O governo brasileiro subiu o tom e anunciou uma contraofensiva jurídica e comercial após a administração de Donald Trump impor uma nova rodada de taxas sobre as exportações do país. O Palácio do Planalto confirmou que vai acionar a Lei de Reciprocidade Econômica e recorrerá ao sistema de solução de controvérsias da Organização Mundial do Comércio (OMC). Nos bastidores diplomáticos, contudo, a avaliação é de que o movimento internacional terá caráter estritamente simbólico e servirá apenas para marcar posição diante de Washington.
O novo embate foi disparado pelo anúncio da Casa Branca de um segundo pacote de tarifas comerciais. No total, as barreiras impostas pelos Estados Unidos em menos de dez dias se dividem em duas grandes frentes:
- Tarifa de 25%: Implementada sob o argumento de que o Brasil adota práticas econômicas desleais contra os produtores e empresários americanos.
- Tarifa de 12,5%: Uma sobretaxa adicional baseada em uma investigação da Seção 301 do governo norte-americano, que alega falhas do Brasil na fiscalização e proibição de mercadorias produzidas por trabalho forçado.
Somadas, as sanções fazem com que determinados produtos nacionais enfrentem uma barreira alfandegária de até 37,5% para ingressar no mercado estadunidense.
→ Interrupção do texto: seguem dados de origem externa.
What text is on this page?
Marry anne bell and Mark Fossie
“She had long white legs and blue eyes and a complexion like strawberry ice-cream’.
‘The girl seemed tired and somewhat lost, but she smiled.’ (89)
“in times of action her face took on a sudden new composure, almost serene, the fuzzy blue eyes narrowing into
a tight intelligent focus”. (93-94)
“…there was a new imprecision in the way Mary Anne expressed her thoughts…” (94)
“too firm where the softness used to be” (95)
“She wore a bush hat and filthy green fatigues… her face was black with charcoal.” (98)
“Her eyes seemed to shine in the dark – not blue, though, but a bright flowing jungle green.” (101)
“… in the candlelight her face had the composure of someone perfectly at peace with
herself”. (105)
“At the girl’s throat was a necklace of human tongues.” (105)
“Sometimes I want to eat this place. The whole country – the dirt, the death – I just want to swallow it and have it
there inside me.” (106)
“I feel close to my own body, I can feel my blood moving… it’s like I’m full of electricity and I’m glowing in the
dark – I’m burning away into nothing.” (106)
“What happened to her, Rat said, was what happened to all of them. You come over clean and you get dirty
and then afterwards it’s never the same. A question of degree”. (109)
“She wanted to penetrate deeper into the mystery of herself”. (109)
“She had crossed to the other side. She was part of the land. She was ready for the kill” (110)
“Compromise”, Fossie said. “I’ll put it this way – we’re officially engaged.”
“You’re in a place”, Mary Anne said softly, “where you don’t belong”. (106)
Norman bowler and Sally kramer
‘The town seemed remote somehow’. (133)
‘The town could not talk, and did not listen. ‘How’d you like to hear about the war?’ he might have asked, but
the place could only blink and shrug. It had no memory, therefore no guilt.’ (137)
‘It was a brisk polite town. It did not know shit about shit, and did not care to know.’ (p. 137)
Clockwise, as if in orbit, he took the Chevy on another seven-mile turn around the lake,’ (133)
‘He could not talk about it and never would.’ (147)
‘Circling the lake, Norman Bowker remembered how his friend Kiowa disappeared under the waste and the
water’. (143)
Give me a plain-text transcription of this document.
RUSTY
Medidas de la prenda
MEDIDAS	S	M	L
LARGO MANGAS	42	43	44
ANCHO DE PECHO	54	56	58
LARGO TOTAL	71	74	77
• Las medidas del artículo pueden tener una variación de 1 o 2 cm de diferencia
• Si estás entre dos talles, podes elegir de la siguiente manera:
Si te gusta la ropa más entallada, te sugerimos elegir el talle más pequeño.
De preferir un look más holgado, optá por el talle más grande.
Em nota oficial, o governo de Luiz Inácio Lula da Silva rechaçou duramente as alegações e classificou as medidas como “completamente arbitrárias e injustificadas”. O Ministério das Relações Exteriores enfatizou que as regras brasileiras de combate ao trabalho escravo contemporâneo e de fiscalização são rigorosas, incluindo ferramentas como a “Lista Suja” de empregadores.
Entenda por que a ação na OMC tem efeito limitado
O ceticismo do corpo diplomático em relação à eficácia do processo internacional decorre de um impasse estrutural na própria entidade reguladora:
| Situação Atual da OMC | Impacto Prático para o Brasil |
| O Órgão de Apelação da OMC — que atua como uma espécie de tribunal de última instância para o comércio global — está totalmente paralisado desde dezembro de 2019. | Sem juízes suficientes para julgar recursos finais, qualquer nação processada pode “apelar para o vazio”, suspendendo a aplicação de uma condenação por tempo indeterminado. |
| Os Estados Unidos seguem bloqueando a nomeação de novos magistrados para o tribunal. | Bloqueia a conclusão de litígios de forma multilateral. |
| Mecanismos paralelos criados para contornar a crise (como o MPIA) não contam com a adesão de Washington. | Torna decisões alternativas ineficazes contra o governo americano. |
Historicamente, o Brasil obteve êxitos expressivos no foro multilateral. O caso mais emblemático ocorreu em 2004, quando o país venceu o contencioso contra os subsídios do algodão americano, conquistando o direito de aplicar retaliações de US$ 830 milhões contra produtos dos EUA. No cenário atual, contudo, o rito legal serve primordialmente como ferramenta de pressão política.
Retaliação interna e foco em negociações
Como resposta de curto prazo, o foco imediato do Palácio do Planalto se divide na esfera interna e na via diplomática direta. A Lei de Reciprocidade (sancionada em 2025) autoriza o Executivo a aplicar taxações equivalentes sobre produtos e serviços norte-americanos que entram no mercado brasileiro.
Apesar de as medidas de retaliação estarem sobre a mesa, analistas apontam que o governo busca evitar uma escalada descontrolada na guerra comercial. O objetivo central, segundo interlocutores, é usar os novos mecanismos de defesa como moeda de troca para reabrir canais de diálogo direto com Washington. A prioridade máxima da equipe econômica é expandir a lista de exceções ao tarifaço. Até o momento, cerca de 85% do valor total das exportações brasileiras para os EUA — incluindo commodities cruciais como café, suco de laranja e minérios — foram blindados por isenções fiscais obtidas pelo Ministério do Desenvolvimento, Indústria, Comércio e Serviços.